What Changes for Companies
- Radical data minimization. Holding less PII lowers breach blast radius and response costs—remember the $4.4–4.88M per breach. Even partial substitution of stored documents with verifiable proofs materially shifts risk (and cyber insurance posture).
- Faster, cheaper onboarding. Reusable credentials curb the 95–100-day corporate onboarding slog and the $2.6k–$6k+ per-client KYC burn. Multiply by thousands of accounts and you’re suddenly talking board-level savings.
- Higher assurance, lower fraud. Signed credentials from regulated issuers plus revocation/status checks beat PDFs and screenshots. (Microsoft, EBSI, and others already implement StatusList 2021-style revocation.)
- Regulatory alignment. EUDI Wallets, Ofcom guidance, and OpenID profiles point to the same future: prove attributes, don’t stockpile them.
The Protego Blueprint
- Wallet UX with DID key management, secure backup, and hardware-bound keys (WebAuthn/TEE).
- Issuance connectors (OID4VCI) for governments, universities, banks; multi-format support (W3C VC, SD-JWT VC, ISO mdoc).
- Selective disclosure stack: BBS+ for unlinkable minimal proofs; SD-JWT for broad ecosystem compatibility; ZK predicate proofs for “≥ age” or “degree == true.”
- Revocation at scale with W3C Bitstring Status Lists; privacy-preserving checks; audit trails for relying parties.

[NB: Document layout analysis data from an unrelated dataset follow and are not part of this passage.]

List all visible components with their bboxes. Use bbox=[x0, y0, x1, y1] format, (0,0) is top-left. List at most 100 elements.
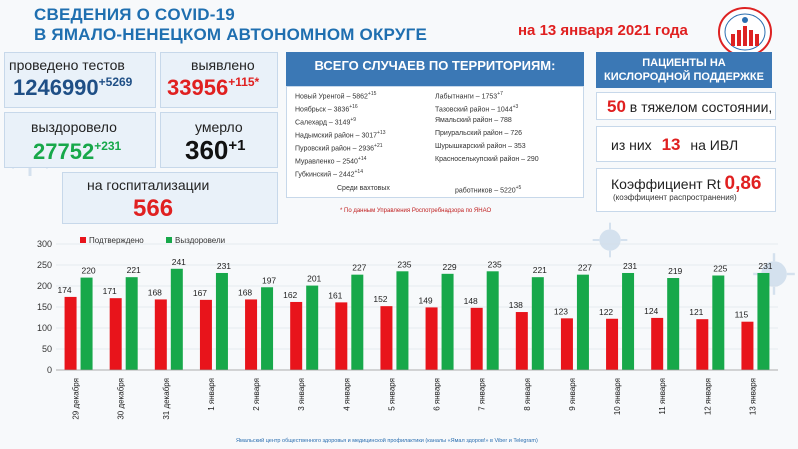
ivl-suffix: на ИВЛ bbox=[686, 137, 739, 153]
territory-value: 353 bbox=[513, 143, 526, 150]
recovered-bar bbox=[486, 271, 499, 370]
y-tick-label: 150 bbox=[37, 302, 52, 312]
x-tick-label: 2 января bbox=[252, 378, 261, 411]
data-label: 162 bbox=[283, 290, 297, 300]
data-label: 148 bbox=[464, 296, 478, 306]
territory-item: Приуральский район – 726 bbox=[435, 130, 522, 137]
title-line-2: В ЯМАЛО-НЕНЕЦКОМ АВТОНОМНОМ ОКРУГЕ bbox=[34, 25, 428, 44]
legend-label: Выздоровели bbox=[175, 236, 225, 245]
tests-label: проведено тестов bbox=[9, 57, 125, 73]
confirmed-bar bbox=[696, 319, 709, 370]
virus-decoration-icon bbox=[592, 222, 628, 258]
recovered-bar bbox=[170, 268, 183, 370]
legend-swatch bbox=[166, 237, 172, 243]
territory-delta: +16 bbox=[349, 104, 358, 110]
detected-value-row: 33956+115* bbox=[167, 75, 259, 101]
detected-label: выявлено bbox=[191, 57, 255, 73]
confirmed-bar bbox=[199, 299, 212, 370]
tests-value-row: 1246990+5269 bbox=[13, 75, 132, 101]
territory-value: 290 bbox=[527, 156, 539, 163]
tests-value: 1246990 bbox=[13, 75, 99, 100]
territory-delta: +9 bbox=[350, 117, 357, 123]
recovered-label: выздоровело bbox=[31, 119, 117, 135]
shift-workers-value: 5220 bbox=[500, 187, 516, 195]
territory-delta: +3 bbox=[512, 104, 519, 110]
territory-item: Шурышкарский район – 353 bbox=[435, 143, 526, 150]
recovered-bar bbox=[712, 275, 725, 370]
recovered-bar bbox=[531, 277, 544, 370]
x-tick-label: 3 января bbox=[297, 378, 306, 411]
recovered-bar bbox=[757, 272, 770, 370]
y-tick-label: 300 bbox=[37, 239, 52, 249]
data-label: 197 bbox=[262, 275, 276, 285]
territory-delta: +21 bbox=[374, 143, 383, 149]
territory-name: Красноселькупский район – bbox=[435, 156, 528, 163]
data-label: 241 bbox=[172, 257, 186, 267]
territory-delta: +14 bbox=[357, 156, 367, 162]
data-label: 115 bbox=[735, 310, 749, 320]
shift-workers-label-2: работников – bbox=[455, 187, 501, 195]
recovered-bar bbox=[306, 285, 319, 370]
territory-item: Салехард – 3149+9 bbox=[295, 117, 356, 126]
territory-name: Салехард – bbox=[295, 119, 335, 127]
x-tick-label: 31 декабря bbox=[162, 378, 171, 420]
territory-name: Ноябрьск – bbox=[295, 106, 334, 114]
territory-name: Надымский район – bbox=[295, 132, 362, 140]
died-label: умерло bbox=[195, 119, 243, 135]
territory-value: 1753 bbox=[481, 93, 498, 101]
data-label: 227 bbox=[352, 263, 366, 273]
territory-value: 3149 bbox=[334, 119, 351, 127]
died-delta: +1 bbox=[228, 137, 246, 154]
hospital-value: 566 bbox=[133, 195, 174, 222]
territory-item: Надымский район – 3017+13 bbox=[295, 130, 386, 139]
recovered-bar bbox=[576, 274, 589, 370]
recovered-value-row: 27752+231 bbox=[33, 139, 121, 165]
territory-value: 2540 bbox=[342, 158, 358, 166]
territories-heading: ВСЕГО СЛУЧАЕВ ПО ТЕРРИТОРИЯМ: bbox=[286, 52, 584, 96]
data-label: 161 bbox=[328, 290, 342, 300]
x-tick-label: 5 января bbox=[387, 378, 396, 411]
territory-name: Ямальский район – bbox=[435, 117, 501, 124]
detected-delta: +115* bbox=[228, 75, 260, 89]
recovered-bar bbox=[125, 277, 138, 370]
data-label: 229 bbox=[442, 262, 456, 272]
territory-delta: +7 bbox=[497, 91, 503, 97]
rt-value: 0,86 bbox=[724, 173, 762, 194]
confirmed-bar bbox=[515, 312, 528, 370]
data-label: 231 bbox=[758, 261, 772, 271]
rt-row: Коэффициент Rt 0,86 (коэффициент распрос… bbox=[596, 168, 776, 212]
territory-delta: +14 bbox=[354, 169, 363, 175]
territory-name: Новый Уренгой – bbox=[295, 93, 353, 101]
recovered-bar bbox=[80, 277, 93, 370]
recovered-bar bbox=[261, 287, 274, 370]
recovered-bar bbox=[215, 272, 228, 370]
territory-item: Новый Уренгой – 5862+15 bbox=[295, 91, 376, 100]
confirmed-bar bbox=[290, 301, 303, 370]
confirmed-bar bbox=[425, 307, 438, 370]
data-label: 149 bbox=[418, 295, 432, 305]
y-tick-label: 100 bbox=[37, 323, 52, 333]
confirmed-bar bbox=[470, 307, 483, 370]
data-label: 167 bbox=[193, 288, 207, 298]
recovered-bar bbox=[622, 272, 635, 370]
recovered-bar bbox=[667, 278, 680, 370]
ivl-row: из них 13 на ИВЛ bbox=[596, 126, 776, 162]
footnote: * По данным Управления Роспотребнадзора … bbox=[340, 208, 492, 214]
confirmed-bar bbox=[64, 296, 77, 370]
confirmed-bar bbox=[560, 318, 573, 370]
territory-name: Губкинский – bbox=[295, 171, 339, 179]
shift-workers-label: Среди вахтовых bbox=[337, 185, 390, 192]
data-label: 235 bbox=[397, 259, 411, 269]
data-label: 124 bbox=[644, 306, 658, 316]
x-tick-label: 11 января bbox=[658, 378, 667, 415]
recovered-value: 27752 bbox=[33, 139, 95, 164]
data-label: 121 bbox=[689, 307, 703, 317]
legend-swatch bbox=[80, 237, 86, 243]
report-date: на 13 января 2021 года bbox=[518, 22, 688, 39]
credit-line: Ямальский центр общественного здоровья и… bbox=[236, 438, 538, 444]
data-label: 122 bbox=[599, 307, 613, 317]
data-label: 138 bbox=[509, 300, 523, 310]
x-tick-label: 4 января bbox=[342, 378, 351, 411]
confirmed-bar bbox=[335, 302, 348, 370]
died-value: 360 bbox=[185, 135, 229, 165]
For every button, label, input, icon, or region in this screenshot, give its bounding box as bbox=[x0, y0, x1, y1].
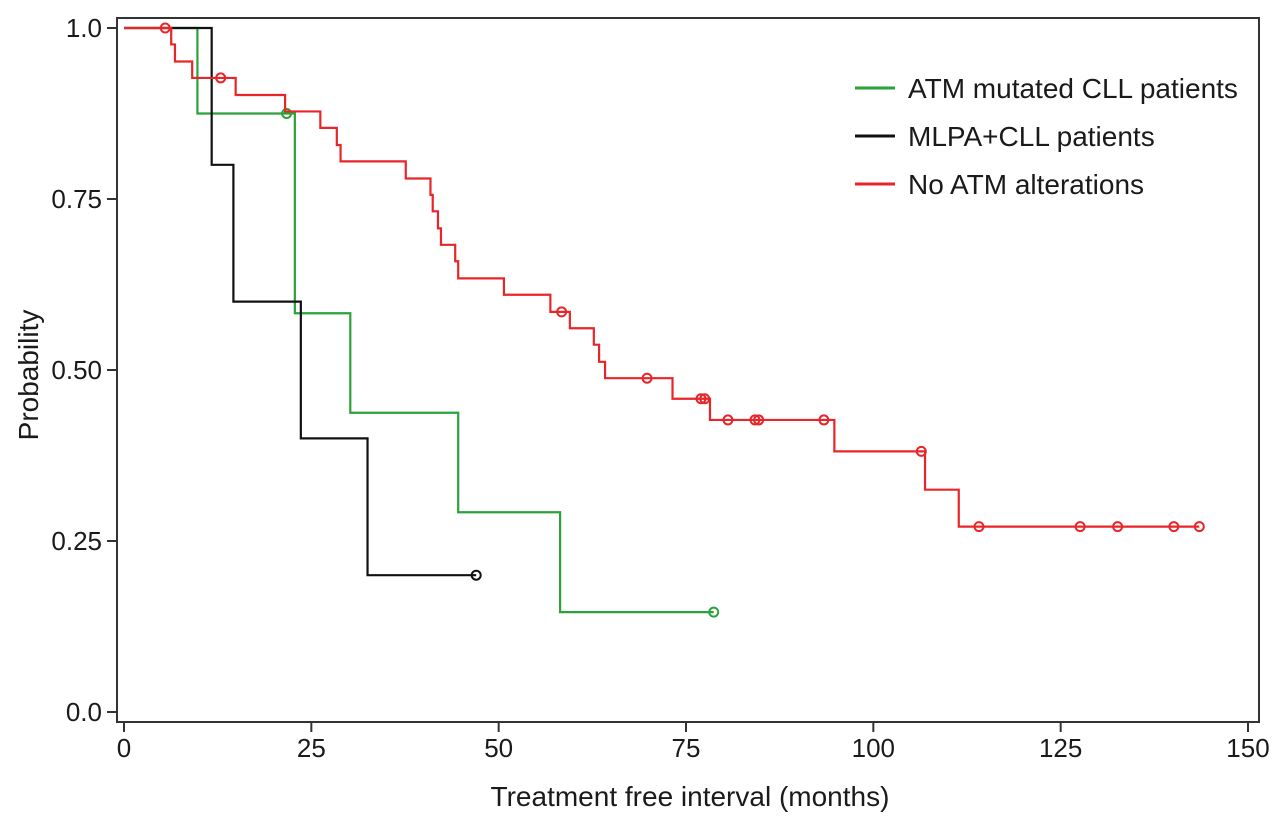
y-axis-title: Probability bbox=[13, 310, 44, 441]
x-tick-label: 75 bbox=[672, 733, 701, 763]
censor-mark bbox=[641, 372, 653, 384]
censor-mark bbox=[915, 445, 927, 457]
censor-mark bbox=[749, 414, 761, 426]
x-tick-label: 50 bbox=[484, 733, 513, 763]
censor-mark bbox=[470, 569, 482, 581]
y-tick-label: 0.50 bbox=[51, 355, 102, 385]
series-line-1 bbox=[124, 26, 714, 614]
series-layer bbox=[124, 22, 1205, 618]
x-tick-label: 100 bbox=[852, 733, 895, 763]
plot-panel bbox=[116, 17, 1260, 723]
x-tick-label: 125 bbox=[1039, 733, 1082, 763]
x-axis-title: Treatment free interval (months) bbox=[491, 781, 890, 812]
censor-mark bbox=[159, 22, 171, 34]
series-line-2 bbox=[124, 26, 477, 577]
censor-mark bbox=[1168, 521, 1180, 533]
censor-mark bbox=[708, 606, 720, 618]
x-axis: 0 25 50 75 100 125 150 bbox=[117, 722, 1270, 763]
legend: ATM mutated CLL patients MLPA+CLL patient… bbox=[855, 73, 1238, 200]
y-tick-label: 1.0 bbox=[66, 13, 102, 43]
series-line-3 bbox=[124, 26, 1200, 528]
x-tick-label: 0 bbox=[117, 733, 131, 763]
censor-mark bbox=[818, 414, 830, 426]
censor-mark bbox=[695, 393, 707, 405]
series-2 bbox=[124, 26, 482, 581]
legend-label: No ATM alterations bbox=[908, 169, 1144, 200]
y-axis: 0.0 0.25 0.50 0.75 1.0 bbox=[51, 13, 117, 727]
censor-mark bbox=[699, 393, 711, 405]
censor-mark bbox=[973, 521, 985, 533]
x-tick-label: 150 bbox=[1226, 733, 1269, 763]
censor-mark bbox=[1193, 521, 1205, 533]
censor-mark bbox=[1112, 521, 1124, 533]
censor-mark bbox=[556, 306, 568, 318]
censor-mark bbox=[753, 414, 765, 426]
legend-label: MLPA+CLL patients bbox=[908, 121, 1155, 152]
y-tick-label: 0.0 bbox=[66, 697, 102, 727]
series-3 bbox=[124, 22, 1205, 533]
y-tick-label: 0.75 bbox=[51, 184, 102, 214]
censor-mark bbox=[1074, 521, 1086, 533]
series-1 bbox=[124, 26, 720, 618]
x-tick-label: 25 bbox=[297, 733, 326, 763]
legend-label: ATM mutated CLL patients bbox=[908, 73, 1238, 104]
censor-mark bbox=[281, 108, 293, 119]
censor-mark bbox=[215, 72, 227, 84]
censor-mark bbox=[722, 414, 734, 426]
y-tick-label: 0.25 bbox=[51, 526, 102, 556]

- Trust lists & governance (who can issue what) aligned with eIDAS/QEAA and sector registries.
- Edge privacy: on-device proof generation, ephemeral presentations, and policy-based disclosure (e.g., “never share birthdate”). (Apple’s mDL approach shows the pattern.)
Will This Eliminate All Breaches?
No system eliminates breaches. But Protego drastically narrows the blast radius by:
- keeping source documents off the verifier’s servers,
- converting many checks into math, not storage, and
- enabling instant invalidation via revocation/status.
Even a modest cut in retained PII can be worth millions per incident avoided or softened.
The Future of Identity
Picture onboarding that feels like Apple Pay: tap your wallet, consent to “share: age-over-18,” and a verifier sees yes/no with a signature—not a scan of your passport. Picture transcripts as portable proofs: an employer verifies a degree in seconds without pinging your university. Protego is that vision: a wallet that lets people prove themselves without becoming a product.
If Web2 was “collect, store, hope,” Web3 identity is “prove, verify, move on.”